Paloma Faith singles chronology
| "Trouble with My Baby" (2014) | "Changing" (2014) | "Ready for the Good Life" (2014) |

Music video
- "Changing" on YouTube

= Changing (Sigma song) =

2014 single by Sigma

"Changing" is a song by British record production duo Sigma. It was co-written by TMS, Wayne Hector and Ella Eyre. The song features English singer Paloma Faith, most associated with her pop and soul ballads. This song was
heard on Vodafone commercials in October 2017 for the brand-new "Proud" campaign.

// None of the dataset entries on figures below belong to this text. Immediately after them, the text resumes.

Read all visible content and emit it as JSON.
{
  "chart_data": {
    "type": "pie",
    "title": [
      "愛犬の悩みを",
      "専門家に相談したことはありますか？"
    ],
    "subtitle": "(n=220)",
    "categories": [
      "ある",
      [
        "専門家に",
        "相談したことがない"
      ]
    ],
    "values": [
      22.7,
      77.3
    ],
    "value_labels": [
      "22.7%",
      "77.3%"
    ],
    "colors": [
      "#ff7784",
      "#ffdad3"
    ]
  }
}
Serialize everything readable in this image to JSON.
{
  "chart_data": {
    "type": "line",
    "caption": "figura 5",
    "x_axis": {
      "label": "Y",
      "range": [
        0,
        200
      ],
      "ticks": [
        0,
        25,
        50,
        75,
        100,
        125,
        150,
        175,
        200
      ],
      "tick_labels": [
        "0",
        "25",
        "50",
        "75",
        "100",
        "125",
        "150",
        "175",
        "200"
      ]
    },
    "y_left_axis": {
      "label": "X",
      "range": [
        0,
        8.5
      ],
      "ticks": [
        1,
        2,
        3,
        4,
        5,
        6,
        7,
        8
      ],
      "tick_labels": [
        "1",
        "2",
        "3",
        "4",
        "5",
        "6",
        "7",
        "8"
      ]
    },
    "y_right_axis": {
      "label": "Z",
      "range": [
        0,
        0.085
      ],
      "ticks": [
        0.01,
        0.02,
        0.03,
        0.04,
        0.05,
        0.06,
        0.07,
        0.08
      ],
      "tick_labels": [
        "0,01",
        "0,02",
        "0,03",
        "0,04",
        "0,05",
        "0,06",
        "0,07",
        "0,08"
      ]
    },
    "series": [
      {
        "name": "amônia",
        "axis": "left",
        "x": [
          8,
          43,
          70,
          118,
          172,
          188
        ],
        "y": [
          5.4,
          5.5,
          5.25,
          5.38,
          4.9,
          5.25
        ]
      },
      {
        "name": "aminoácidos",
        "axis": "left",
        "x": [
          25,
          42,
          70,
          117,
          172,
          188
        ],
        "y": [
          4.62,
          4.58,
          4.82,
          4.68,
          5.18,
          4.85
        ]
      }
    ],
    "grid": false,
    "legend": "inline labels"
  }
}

"Changing" was released as the third single from their debut studio album Life (2015) on 14 September 2014, reaching number one for one week, becoming Faith's first UK number-one single and Sigma's second. An alternate version of the song appears on Faith's album A Perfect Contradiction: Outsiders' Edition.

==Music video==
The official music video, directed by Craig Moore, was uploaded to YouTube on 17 July 2014. It was shot in Miami. Both Sigma and Faith feature in the video. As of 18 June 2025, it has accumulated over 68 million views.

==Track listing==
- Digital download
1. "Changing" (featuring Paloma Faith) – 3:11

- Digital download – remixes
2. "Changing" (Sigma's VIP remix) (featuring Stylo G) – 3:28
3. "Changing" (Klingande remix) – 5:59
4. "Changing" (Purple Disco Machine remix) – 5:11
5. "Changing" (Majestic remix) – 4:49
6. "Changing" (Naxxos remix) – 4:44
7. "Changing" (Zoo Station club edit) – 5:44

==Charts==

===Weekly charts===

| Chart (2014–2015) | Peak position |
|---|---|
| Australia (ARIA) | 19 |
| Austria (Ö3 Austria Top 40) | 32 |
| Belgium (Ultratop 50 Flanders) | 4 |
| Belgium Dance (Ultratop Flanders) | 1 |
| Belgium (Ultratip Bubbling Under Flanders) | 1 |
| Belgium Dance Bubbling Under (Ultratop Flanders) | 1 |
| Belgium (Ultratop 50 Wallonia) | 34 |
| Belgium Dance (Ultratop Wallonia) | 6 |
| Belgium (Ultratip Bubbling Under Wallonia) | 34 |
| Czech Republic Airplay (ČNS IFPI) | 5 |
| Czech Republic Singles Digital (ČNS IFPI) | 97 |
| Denmark (Tracklisten) | 33 |
| Germany (GfK) | 87 |
| Ireland (IRMA) | 8 |
| Netherlands (Dutch Top 40) | 27 |
| Netherlands (Single Top 100) | 54 |
| New Zealand (Recorded Music NZ) | 9 |
| Poland Airplay (ZPAV) | 11 |
| Poland Dance (ZPAV) | 22 |
| Russia Airplay (TopHit) | 18 |
| Scottish Singles Sales (Official Charts) | 1 |
| Slovakia Airplay (ČNS IFPI) | 31 |
| Slovakia Singles Digital (ČNS IFPI) | 87 |
| Slovenia (SloTop50) | 37 |
| UK Singles (Official Charts) | 1 |
| UK Dance (Official Charts) | 1 |
| Ukraine Airplay (TopHit) | 89 |

===Year-end charts===

| Chart (2014) | Position |
|---|---|
| Australia Dance (ARIA) | 36 |
| Belgium (Ultratop 50 Flanders) | 91 |
| Belgium Dance (Ultratop Wallonia) | 78 |
| Netherlands Dance (MegaCharts) | 45 |
| Russia Airplay (TopHit) | 70 |
| UK Singles (OCC) | 34 |

==Certifications==

| Region | Certification | Certified units/sales |
| Australia (ARIA) | Gold | 35,000^{^} |
| New Zealand (RMNZ) | Platinum | 30,000^{‡} |
| United Kingdom (BPI) | 2× Platinum | 1,200,000^{‡} |
^{^} Shipments figures based on certification alone. ^{‡} Sales+streaming figures based on certification alone.